A solution could be; When you edit curves with sliders in the mixer, a sort of curve edit reference would be added to the arrangement undo history, so that mixer slider changes can be undone in the arrangement editor. I’ll consider this at some point.
Instead of opening the curve editor to undo, you can alternatively use the shortcut menu ‘Undo inside’ on the curve sequence event.
Yes, … but I can’t hear (pre-listen) the result of the sliderposition.
I have a pending bug on my notepad concerning this. Will look into it soon.
Can’t remember what happened with length, but one of the other parameters I tried caused stutter in the audio and CPU overload. SIR must be doing some heavy internal calculation on the Impulse sound when certain parameters are changed.

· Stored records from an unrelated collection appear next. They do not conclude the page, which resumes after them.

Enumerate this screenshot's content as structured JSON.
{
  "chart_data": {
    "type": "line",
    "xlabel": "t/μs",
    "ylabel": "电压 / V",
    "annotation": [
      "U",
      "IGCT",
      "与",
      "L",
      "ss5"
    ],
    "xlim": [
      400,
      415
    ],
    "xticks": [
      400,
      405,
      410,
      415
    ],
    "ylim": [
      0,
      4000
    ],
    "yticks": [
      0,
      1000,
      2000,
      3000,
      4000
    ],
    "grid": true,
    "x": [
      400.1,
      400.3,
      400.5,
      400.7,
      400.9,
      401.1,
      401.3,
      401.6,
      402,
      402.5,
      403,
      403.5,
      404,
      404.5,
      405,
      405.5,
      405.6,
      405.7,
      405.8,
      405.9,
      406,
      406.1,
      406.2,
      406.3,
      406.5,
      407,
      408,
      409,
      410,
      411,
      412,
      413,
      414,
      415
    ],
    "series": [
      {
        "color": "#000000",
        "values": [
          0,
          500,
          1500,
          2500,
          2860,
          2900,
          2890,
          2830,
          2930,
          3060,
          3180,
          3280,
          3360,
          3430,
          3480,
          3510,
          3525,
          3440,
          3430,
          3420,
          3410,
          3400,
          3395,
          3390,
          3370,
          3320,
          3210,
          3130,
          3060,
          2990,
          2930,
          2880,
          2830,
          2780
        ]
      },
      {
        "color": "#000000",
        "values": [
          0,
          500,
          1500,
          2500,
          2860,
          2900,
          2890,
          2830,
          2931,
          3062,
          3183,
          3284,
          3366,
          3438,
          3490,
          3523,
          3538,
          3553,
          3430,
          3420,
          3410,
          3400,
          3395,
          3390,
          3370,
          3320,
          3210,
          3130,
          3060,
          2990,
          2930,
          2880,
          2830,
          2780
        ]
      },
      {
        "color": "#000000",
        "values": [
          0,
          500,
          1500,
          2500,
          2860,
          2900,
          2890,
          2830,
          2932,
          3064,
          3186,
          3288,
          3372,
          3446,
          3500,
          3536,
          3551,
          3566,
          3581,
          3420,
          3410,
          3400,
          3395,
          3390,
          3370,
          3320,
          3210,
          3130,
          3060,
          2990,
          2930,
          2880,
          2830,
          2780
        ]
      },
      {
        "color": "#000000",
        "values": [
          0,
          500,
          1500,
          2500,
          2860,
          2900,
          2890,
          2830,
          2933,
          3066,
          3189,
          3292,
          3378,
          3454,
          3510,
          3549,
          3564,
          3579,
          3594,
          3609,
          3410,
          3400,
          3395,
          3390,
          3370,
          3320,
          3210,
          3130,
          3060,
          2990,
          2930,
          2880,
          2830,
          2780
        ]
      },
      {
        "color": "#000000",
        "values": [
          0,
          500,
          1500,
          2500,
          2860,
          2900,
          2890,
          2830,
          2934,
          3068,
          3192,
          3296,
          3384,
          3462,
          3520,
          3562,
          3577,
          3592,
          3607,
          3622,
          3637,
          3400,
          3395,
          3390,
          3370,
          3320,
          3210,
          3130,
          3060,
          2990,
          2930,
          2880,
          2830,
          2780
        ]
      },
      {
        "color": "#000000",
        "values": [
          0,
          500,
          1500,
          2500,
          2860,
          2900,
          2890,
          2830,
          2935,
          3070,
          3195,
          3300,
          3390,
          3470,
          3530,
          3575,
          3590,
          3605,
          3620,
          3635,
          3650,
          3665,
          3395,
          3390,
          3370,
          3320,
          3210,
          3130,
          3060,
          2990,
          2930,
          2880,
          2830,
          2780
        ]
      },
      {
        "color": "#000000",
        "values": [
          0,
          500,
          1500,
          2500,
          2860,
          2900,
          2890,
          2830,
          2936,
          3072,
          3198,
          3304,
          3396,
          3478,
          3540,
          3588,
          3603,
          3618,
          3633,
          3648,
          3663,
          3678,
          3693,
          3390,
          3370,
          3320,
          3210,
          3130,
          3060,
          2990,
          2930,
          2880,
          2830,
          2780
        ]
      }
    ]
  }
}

Podium 1.05 is now released adding support for Cubase patchname script files. I examined the Cakewalk instrument definition (.ins) format, but decided there would be little advantages in supporting this as well. Searching the net reveals that almost any device can be found in both Cubase and Cakewalk formats. The cakewalk format has the option to configure MIDI controllers and NRPN, but not all definition files use these. When importing Cubase script files, Podium will automatically create a collection of default MIDI parameters.
The project name displayed on the top/leftmost tab in the browser is set in the Project properties dialog. Select the ‘Properties’ button on the main project page to change this. You can thus give your project an ‘internal’ name that is more presentable than the filename you save your project to.
Thanks for the tip Dan :),
Just tried 1.008. It did appear to behave better. I could automate more parameters and longer than the previous version, but then all of a sudden *POOF*, back to the desktop. I was automating 4 parameters simultaneously, so maybe a moderate use of automation will be possible.